The next day we went back to our lucky site and decided to follow the line maintenance road to the next tower site – wrong idea – it didn’t go there!  Contoured around the hillside and crossed a little creek and finally got there – two hours later.  The site looked good at first glance – it had a Thomas with complete inner skirt and 1/3 of the outer skirt just sitting under the tower.  The whole area had burned and then regrown with awful brush totally entangled with the most vicious thorn vines.  We searched as best we could and found one more Thomas in about the same condition.  There was nothing worth packing out.  We decided to take the line maintenance road up the hill – wrong idea again – it had fallen dead trees across it all the way up, and didn’t go back to our car anyway.  Contoured again and crossed the creek again, and finally got back to the car – 2 hours later.  Not a good day.

The next day it was raining.  We finally got a map of this area.  It showed a part of the line on public land that we didn’t know about.  Went to a dirt road that we hadn’t seen previously.  We walked to a couple of towers – clean.  Third tower looked barren as well, but it was close to a steep bank down into a little creek bed.  In the creek bed was an old paint bucket and some porcelain sticking up.  There were 3 Thomas 2-part suspensions there – one was mint, one had chips on inner part of outer skirt, and the third had somewhat more damage to rim, but still really nice.  We got stuck coming up the hill on wet, slimy clay, carrying our treasures without a pack, but got them all out OK after two trips.  Saw several flocks of wild turkeys.  This is the biggest single find we have EVER had.  We came home soaked like drowned rats, but very happy.

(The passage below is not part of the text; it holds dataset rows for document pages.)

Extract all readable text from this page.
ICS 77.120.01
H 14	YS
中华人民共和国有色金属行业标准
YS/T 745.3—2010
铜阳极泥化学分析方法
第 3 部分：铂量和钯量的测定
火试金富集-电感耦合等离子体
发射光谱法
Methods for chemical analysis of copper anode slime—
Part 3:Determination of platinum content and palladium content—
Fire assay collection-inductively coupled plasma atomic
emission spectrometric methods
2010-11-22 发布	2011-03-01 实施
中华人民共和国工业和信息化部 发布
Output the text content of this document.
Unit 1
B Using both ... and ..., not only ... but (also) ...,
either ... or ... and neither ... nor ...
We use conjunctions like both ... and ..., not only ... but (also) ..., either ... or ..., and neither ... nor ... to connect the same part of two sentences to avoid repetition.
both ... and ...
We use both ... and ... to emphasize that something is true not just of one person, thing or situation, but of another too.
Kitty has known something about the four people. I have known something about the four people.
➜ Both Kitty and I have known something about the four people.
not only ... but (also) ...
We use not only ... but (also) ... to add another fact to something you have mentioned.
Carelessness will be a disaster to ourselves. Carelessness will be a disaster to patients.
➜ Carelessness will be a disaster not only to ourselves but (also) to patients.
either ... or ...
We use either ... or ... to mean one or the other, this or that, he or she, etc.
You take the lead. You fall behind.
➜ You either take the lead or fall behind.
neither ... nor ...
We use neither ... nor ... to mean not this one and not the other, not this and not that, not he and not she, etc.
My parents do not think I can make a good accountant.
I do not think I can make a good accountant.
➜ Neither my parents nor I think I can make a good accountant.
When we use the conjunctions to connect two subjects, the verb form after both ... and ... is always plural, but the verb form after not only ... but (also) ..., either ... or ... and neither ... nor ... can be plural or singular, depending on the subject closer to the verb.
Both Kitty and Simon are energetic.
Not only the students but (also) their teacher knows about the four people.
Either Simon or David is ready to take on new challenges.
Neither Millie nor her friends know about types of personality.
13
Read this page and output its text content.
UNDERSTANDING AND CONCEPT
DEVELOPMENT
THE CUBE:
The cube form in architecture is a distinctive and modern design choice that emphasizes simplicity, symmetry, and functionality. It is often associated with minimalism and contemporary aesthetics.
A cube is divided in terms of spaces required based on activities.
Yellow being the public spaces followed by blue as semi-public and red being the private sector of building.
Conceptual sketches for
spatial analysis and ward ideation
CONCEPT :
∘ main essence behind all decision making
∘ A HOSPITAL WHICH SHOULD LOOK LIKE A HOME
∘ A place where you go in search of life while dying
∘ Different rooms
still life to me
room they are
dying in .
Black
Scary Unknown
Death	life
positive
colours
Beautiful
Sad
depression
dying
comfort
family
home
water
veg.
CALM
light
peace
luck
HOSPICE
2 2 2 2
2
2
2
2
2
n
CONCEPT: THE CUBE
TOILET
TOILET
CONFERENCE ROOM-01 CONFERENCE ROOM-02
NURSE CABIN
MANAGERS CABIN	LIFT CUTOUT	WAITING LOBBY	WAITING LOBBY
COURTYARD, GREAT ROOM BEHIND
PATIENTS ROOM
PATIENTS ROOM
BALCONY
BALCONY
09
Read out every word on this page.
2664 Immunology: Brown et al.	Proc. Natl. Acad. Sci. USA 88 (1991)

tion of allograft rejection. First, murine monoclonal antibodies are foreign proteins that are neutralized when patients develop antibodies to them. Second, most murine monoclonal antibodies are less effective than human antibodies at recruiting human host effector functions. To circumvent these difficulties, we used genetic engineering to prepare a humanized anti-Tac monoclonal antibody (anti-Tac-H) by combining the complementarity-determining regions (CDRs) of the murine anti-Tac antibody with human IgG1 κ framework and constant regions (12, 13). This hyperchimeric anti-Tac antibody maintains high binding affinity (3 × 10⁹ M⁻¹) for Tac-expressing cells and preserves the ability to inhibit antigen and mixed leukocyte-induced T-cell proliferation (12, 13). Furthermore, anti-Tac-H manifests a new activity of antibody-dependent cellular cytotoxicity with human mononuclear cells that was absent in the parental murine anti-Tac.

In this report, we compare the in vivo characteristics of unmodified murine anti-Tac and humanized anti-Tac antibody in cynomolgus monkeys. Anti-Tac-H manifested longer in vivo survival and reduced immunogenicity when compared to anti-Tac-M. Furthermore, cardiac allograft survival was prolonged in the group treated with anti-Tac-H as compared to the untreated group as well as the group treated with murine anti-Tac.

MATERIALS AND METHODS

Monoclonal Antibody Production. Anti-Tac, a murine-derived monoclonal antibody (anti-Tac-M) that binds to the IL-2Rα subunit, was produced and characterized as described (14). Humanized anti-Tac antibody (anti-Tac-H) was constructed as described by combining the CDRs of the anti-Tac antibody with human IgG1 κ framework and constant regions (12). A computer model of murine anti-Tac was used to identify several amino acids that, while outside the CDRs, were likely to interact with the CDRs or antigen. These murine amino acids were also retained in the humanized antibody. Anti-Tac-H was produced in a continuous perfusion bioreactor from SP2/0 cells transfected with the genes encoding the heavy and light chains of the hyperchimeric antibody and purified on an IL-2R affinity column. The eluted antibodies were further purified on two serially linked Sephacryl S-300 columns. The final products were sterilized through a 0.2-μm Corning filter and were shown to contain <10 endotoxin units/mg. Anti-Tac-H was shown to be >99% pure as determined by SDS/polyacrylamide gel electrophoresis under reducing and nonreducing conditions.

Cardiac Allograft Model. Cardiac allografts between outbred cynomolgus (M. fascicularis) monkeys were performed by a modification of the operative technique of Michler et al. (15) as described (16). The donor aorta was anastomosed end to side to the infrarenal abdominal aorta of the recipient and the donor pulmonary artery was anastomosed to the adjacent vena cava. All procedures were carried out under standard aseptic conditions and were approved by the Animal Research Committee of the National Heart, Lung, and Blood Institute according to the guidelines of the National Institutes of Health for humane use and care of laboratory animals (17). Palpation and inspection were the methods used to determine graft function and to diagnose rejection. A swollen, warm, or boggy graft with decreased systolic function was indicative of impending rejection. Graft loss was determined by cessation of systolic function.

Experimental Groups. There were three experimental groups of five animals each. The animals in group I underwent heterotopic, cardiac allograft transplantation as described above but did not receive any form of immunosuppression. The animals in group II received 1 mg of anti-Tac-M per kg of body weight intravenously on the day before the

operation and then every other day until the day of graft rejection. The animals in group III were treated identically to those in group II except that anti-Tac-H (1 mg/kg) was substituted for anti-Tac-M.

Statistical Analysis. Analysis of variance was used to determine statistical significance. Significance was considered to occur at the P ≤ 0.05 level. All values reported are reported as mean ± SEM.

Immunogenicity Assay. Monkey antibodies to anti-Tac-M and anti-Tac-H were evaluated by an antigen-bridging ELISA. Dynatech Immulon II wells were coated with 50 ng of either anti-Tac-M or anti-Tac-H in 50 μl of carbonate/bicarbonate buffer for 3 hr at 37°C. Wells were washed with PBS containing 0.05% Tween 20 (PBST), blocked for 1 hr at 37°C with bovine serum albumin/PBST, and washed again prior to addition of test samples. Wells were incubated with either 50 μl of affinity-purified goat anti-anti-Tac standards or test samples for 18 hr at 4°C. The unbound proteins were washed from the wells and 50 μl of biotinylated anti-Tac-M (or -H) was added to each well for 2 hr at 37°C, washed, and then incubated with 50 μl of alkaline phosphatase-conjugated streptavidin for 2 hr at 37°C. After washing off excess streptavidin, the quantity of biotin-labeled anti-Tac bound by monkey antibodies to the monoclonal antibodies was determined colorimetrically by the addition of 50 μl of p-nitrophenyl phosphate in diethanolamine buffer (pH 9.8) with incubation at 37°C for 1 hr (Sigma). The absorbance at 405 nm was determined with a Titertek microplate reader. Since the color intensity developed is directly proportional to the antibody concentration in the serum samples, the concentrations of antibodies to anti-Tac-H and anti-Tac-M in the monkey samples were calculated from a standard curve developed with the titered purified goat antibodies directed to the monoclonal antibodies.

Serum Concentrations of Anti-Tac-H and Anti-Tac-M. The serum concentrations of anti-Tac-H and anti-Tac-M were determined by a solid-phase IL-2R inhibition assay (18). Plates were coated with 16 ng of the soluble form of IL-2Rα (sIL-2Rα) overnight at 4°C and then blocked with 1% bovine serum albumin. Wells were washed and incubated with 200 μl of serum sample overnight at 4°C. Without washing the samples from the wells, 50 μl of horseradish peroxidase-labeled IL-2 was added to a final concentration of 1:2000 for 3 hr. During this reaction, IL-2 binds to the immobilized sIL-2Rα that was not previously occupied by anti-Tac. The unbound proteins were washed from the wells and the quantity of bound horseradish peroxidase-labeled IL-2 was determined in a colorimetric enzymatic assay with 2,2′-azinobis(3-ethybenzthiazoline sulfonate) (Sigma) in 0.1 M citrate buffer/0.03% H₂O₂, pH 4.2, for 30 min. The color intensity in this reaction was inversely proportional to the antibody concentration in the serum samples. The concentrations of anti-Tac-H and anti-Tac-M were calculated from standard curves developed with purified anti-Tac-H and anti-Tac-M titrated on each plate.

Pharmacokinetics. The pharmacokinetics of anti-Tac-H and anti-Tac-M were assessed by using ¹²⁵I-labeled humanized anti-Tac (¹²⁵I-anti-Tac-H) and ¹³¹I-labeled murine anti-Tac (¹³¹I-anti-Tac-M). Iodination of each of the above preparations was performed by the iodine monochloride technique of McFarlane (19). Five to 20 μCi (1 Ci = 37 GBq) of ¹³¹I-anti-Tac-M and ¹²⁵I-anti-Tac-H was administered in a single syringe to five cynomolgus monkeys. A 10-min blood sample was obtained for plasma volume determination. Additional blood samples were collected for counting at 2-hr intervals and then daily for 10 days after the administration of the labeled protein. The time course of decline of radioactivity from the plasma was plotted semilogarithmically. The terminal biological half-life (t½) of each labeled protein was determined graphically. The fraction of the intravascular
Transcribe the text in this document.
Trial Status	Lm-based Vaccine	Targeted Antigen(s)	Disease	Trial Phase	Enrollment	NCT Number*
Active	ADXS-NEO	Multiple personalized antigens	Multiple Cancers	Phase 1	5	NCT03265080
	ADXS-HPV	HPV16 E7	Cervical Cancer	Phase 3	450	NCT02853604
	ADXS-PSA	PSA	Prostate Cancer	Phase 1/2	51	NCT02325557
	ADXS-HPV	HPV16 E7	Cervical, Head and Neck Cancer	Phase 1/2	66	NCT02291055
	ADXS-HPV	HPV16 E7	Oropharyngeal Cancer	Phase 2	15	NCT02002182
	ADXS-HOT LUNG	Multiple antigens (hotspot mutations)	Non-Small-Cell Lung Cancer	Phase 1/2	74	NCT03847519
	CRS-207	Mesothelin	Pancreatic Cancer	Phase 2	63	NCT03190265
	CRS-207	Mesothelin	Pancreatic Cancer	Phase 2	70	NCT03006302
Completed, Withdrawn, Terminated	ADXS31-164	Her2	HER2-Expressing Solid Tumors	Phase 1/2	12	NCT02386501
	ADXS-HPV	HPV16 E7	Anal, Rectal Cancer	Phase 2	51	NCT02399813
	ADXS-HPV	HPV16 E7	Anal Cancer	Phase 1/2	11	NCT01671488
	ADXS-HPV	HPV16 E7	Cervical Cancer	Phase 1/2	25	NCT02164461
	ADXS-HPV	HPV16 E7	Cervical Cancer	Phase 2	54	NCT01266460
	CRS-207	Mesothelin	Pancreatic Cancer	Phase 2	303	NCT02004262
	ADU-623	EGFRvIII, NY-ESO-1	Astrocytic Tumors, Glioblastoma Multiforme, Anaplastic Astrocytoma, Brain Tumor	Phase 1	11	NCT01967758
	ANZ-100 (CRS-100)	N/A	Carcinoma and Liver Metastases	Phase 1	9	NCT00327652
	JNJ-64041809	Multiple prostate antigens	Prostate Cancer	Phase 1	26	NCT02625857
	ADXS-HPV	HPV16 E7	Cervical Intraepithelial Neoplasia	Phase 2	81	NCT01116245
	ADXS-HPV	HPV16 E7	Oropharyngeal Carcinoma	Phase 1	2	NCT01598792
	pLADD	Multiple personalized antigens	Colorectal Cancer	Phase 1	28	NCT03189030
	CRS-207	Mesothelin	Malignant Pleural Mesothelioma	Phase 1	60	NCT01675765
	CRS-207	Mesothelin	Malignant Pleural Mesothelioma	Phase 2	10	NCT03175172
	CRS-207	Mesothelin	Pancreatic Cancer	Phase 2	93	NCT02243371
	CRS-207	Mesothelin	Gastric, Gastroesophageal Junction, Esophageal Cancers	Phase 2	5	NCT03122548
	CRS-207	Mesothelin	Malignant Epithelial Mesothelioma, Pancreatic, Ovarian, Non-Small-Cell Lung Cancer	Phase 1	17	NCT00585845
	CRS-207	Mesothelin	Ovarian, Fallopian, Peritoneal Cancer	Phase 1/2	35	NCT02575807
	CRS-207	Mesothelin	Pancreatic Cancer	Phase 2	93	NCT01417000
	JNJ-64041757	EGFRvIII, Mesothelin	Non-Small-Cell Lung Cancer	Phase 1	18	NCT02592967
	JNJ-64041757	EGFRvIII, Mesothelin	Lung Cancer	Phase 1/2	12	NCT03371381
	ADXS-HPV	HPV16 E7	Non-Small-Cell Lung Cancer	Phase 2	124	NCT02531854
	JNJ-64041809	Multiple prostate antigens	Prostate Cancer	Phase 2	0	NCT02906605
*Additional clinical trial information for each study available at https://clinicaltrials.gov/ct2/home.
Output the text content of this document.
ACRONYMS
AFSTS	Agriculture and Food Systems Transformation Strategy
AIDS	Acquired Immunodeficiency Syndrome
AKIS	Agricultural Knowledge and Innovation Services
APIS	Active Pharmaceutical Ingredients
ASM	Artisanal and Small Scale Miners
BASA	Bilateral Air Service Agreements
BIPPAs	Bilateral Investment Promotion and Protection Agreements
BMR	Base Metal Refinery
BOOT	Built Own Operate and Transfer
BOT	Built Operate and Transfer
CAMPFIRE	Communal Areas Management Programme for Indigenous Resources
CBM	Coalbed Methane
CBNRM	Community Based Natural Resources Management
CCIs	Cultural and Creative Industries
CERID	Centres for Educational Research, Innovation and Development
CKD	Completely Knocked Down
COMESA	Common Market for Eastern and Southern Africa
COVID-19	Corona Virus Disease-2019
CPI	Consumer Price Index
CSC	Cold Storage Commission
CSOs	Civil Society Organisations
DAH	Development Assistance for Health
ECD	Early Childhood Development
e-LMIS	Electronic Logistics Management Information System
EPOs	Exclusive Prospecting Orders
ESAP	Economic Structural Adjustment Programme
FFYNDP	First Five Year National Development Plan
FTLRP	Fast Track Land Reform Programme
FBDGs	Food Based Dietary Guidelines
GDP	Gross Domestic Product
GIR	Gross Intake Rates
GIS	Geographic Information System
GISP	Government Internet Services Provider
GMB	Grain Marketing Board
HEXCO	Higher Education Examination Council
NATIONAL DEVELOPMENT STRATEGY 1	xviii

We had one more day before we had to leave for business in DC.  We went back to the new road and searched the remaining sites along that section – nothing.  We then went back to the road where we first found Thomas pieces – one dead-end site was on a steep side-slope and looked promising.  Sure enough, about 100 feet below the tower were two complete Thomas suspensions --- they both had very tight stress cracks, but that doesn’t detract from their looks at all.  We searched a few more sites with not even a shard.  Saw more wild turkeys, and two turtles crossing the road.  Finished the day in very good spirits.  We drug out our haul on the motel room floor and had a chance to savor it – WOW! We had a four-string, and could display them just the way they had been used on the original line, and also some fixer-uppers.  It was tight packing it all into the trunk of the rental car.  Decided we would drive it out west --- they were WAY to precious to ship.  It was a great end to a line with many false starts.

When we got home we cleaned the pieces and hung our string from a rafter.  Imagine a string like that hanging from the end of every crossarm on the line!

We found a lot of different markings. Two had only crude incuse marks on the inner skirt: a large “X” and a large “T” were almost certainly trimmer marks.

 

 

 

Outer skirts had either no marking, or THOMAS-L by itself or followed by another separately stamped symbol.

 

  

By 1914, the Southern Power system had grown into the most connected and reliable power system in the world.  It was the genesis of the power grid, as we know it today.  And the big Thomas 2-part suspensions were an essential step, a connection between the giant multipart pin-type insulators (M-4800’s, 4710’s, 3890’s) and the modern form of suspension string.  They are, in a way, the “missing link” in this marvelous evolution of high-tension power transmission.